Hay que imprimir la leyenda, aunque implique no ser fiel a los hechos. "Profundamente tímido, amaba el acto físico de realizar películas porque era lo único que le permitía salirse de sí mismo —escribe Joseph McBride, autor de Tras la pista de John Ford, una de las mejores biografías sobre el cineasta—. Temeroso de que se averiguara que era un hombre sensible y un artista, se construyó un exterior de piedra, un personaje que poder interpretar. Era el cascarrabias Jack Ford, el hombre que hacía filmes del Oeste, a medio camino entre un irlandés contradictorio y temperamental, y un individualista inflexible, cien por cien anárquico, de Nueva Inglaterra".
Se ha acusado a Ford de machista y racista, pero sus películas desmienten esos reproches. La doctora Cartwright, interpretada por Anne Bancroft, es una mujer independiente que se enfrenta a la puritana e hipócrita Agatha Andrews (Margaret Leighton), directora de una misión en Siete mujeres (1966), la última película del cineasta. Lejos de ser una mujer sumisa, Cartwright no esconde su desdén por los convencionalismos y no se deja amedrentar por la violencia de los bandidos que asaltan la misión. No es la única mujer de gran temperamento en el cine de Ford. Maureen O’Hara, su actriz fetiche, destila bravura en casi todas sus apariciones, incendiando la pantalla con su fiereza y su melena pelirroja.

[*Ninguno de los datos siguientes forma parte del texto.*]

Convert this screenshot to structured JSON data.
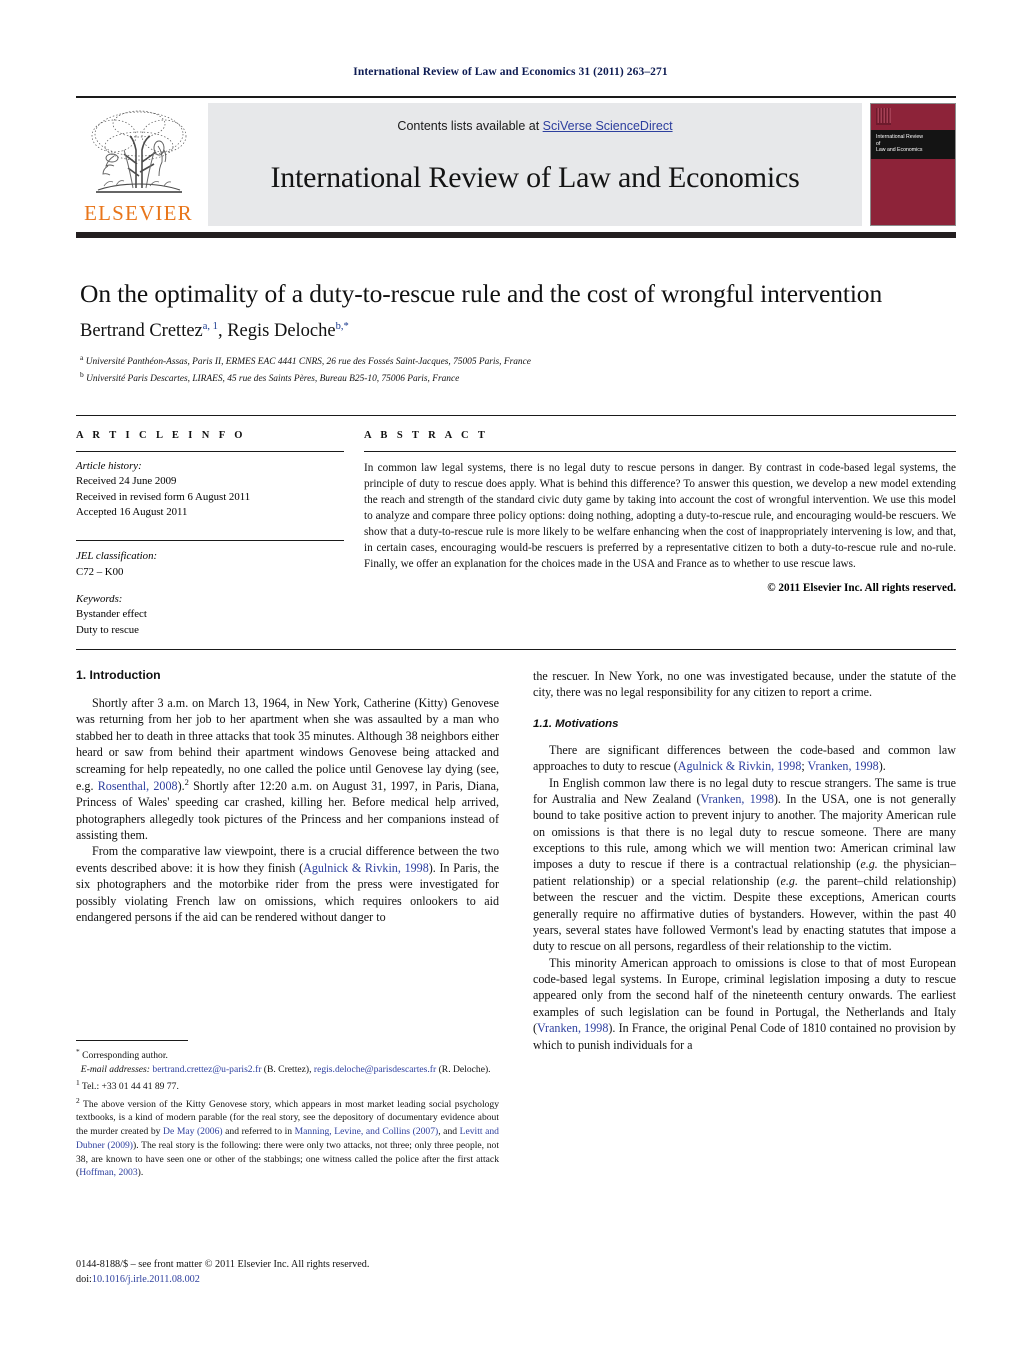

En cuanto al supuesto racismo, Ford estrenó en 1948 Fort Apache, la primera película que mostraba abiertamente las injusticias infligidas a los pueblos nativos. En 1964, volvió a incidir en esa espinosa cuestión en El gran combate, donde narra las penalidades de trescientos indios Cheyenne que huyen de la reserva para regresar a su hogar. La aversión de Ford al racismo también se manifiesta en El sargento negro (1960), que reivindica la aportación de los afroamericanos a la Caballería y airea la obscenidad de los linchamientos, una horrible tradición que se cobró la vida de 4.400 estadounidenses negros entre 1887 y 1950.
En El sol siempre brilla en Kentucky y El joven Lincoln, una turba intenta linchar a unos inocentes. Sin embargo, se topa con un entrañable y valiente juez, y un carismático Lincoln en el inicio de su carrera política. La muchedumbre retrocede gracias a una mezcla de fuerza y persuasión. El juez y Lincoln argumentan con serenidad, pero dejan muy claro que no se limitarán a utilizar palabras. El juez esgrime una pistola y Lincoln explota su colosal fortaleza física, desafiando a uno de los matones que animan a la multitud a colgar a los sospechosos. Como señala McBride, el cineasta no aceptaba ninguna forma de discriminación o injusticia.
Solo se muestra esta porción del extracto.